I am a big believer in the quote, "Fortune favors the brave." I first heard that quote in the "Hush" episode of Buffy the Vampire Slayer, and then later in the musical Aida. Those words struck me deeply, as they still do. Because bravery is not my natural inclination, this quote is a constant reminder that if I want my life to be more than empty experiences and dull interactions with people, I need to do the things that frighten me. They lead me to beautiful, crazy fun, breathtaking experiences more often than not. This motto has also helped me create the most amazing relationships that I would never have had if I had not been brave enough to initiate that first contact or pick-up line, even as silly and simple as it was at the time.

But as I approach my twenty-sixth birthday, simply being brave just isn't cutting it anymore. I've had wonderful things happen to me (more importantly, I went out and helped them happen), but I'm not remotely close to where I want to be at this age. A huge part of this feeling comes from my fiance calling off our wedding and leaving me two years ago (possibly more on that later, but that story doesn't have a place in this post). The rug was completely pulled out from under me and I fell on my face. The life I had built and the future I was preparing for was suddenly gone....with no more ceremony than a car driving away from me. And there was nothing I could say. He gave me no choice but to accept this new reality.

I did however have a choice in how to handle it. I chose to drift for about a year, feeling nothing. Even doing theatre, which is my true passion in life (definitely more on that later), meant very little to me. I don't remember much about that year, but the climax that woke me up was making a very bad choice. That choice forced me to take a hard look at who I was and who wanted to be at that moment, as opposed to wanting to be the woman I was working toward when I was with him. I kept holding on to that part of myself, waiting for that reality and future to return to my life, and that thinking is what kept me stuck for that year. I desperately needed to completely redefine myself. As one example, I cut off my long hair, which was a huge deal for those who knew me.
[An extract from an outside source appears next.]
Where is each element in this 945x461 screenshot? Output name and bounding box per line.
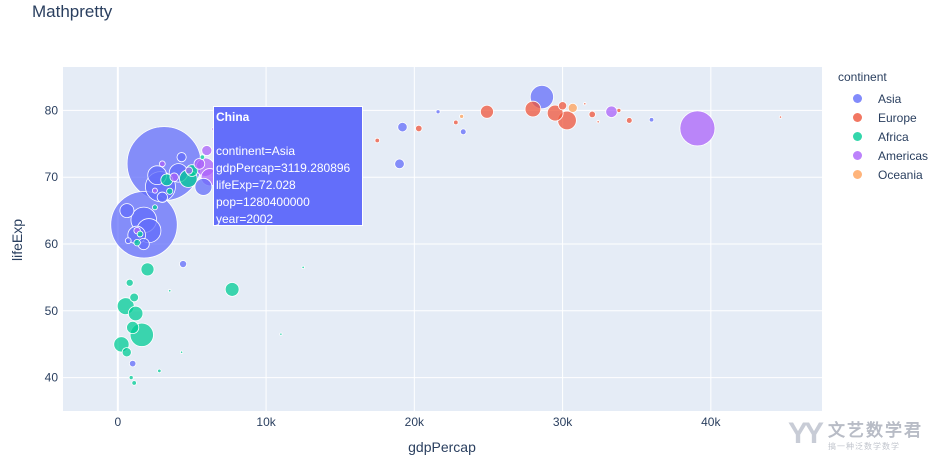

I was raised as my parents' princess, so I always kept long locks to reflect that. But I was a princess no longer due to the choices I made. I needed a physical change that helped me cope with that and face it.

So this last year has been about finding solid ground to stand on within myself. About letting go of the past, and finding a new future to work towards. There have been mistakes and relapses, but I do feel more confident in myself, meaning I can stand and lift my head, as opposed to weeping on the ground constantly. I feel more definite now in who I am.

But I can feel myself falling back into bad habits now. I'm being rather timid, trying to please other people rather than myself, and not speaking up anymore. Part of it I'm sure is attempting to reconcile with my "ex" (I have always hated that word, it sounds like I've completely negated who he was to me and him as a person) as we keep running in the same circles and we are currently working on a project together. I feel the way I did when he first left, that same girl lying down through life, feeling nothing, praying things will go back to the way they were. I despise that "person" I was back then, yet here I am. This is not his fault, it's mine. As my sister likes to quote from The Princess Diaries, "No one can make you feel inferior without your consent." I am slipping back into this persona because it's familiar. That terrifies me.

So this blog is an attempt to get myself back on track and remind myself that "Fortune favors the brave," not the "Content to merely exist." I feel the need to be honest with myself when I write and not embellish. And putting it all online is just another great push not to lie to myself. So if others read this, awesome. If not, it will force me to examine myself and tell the truth about who I am, where I want to be, and how I want to get there. So it's a win-win!

Thanks for reading this far, and I hope to share my adventures and discoveries with you.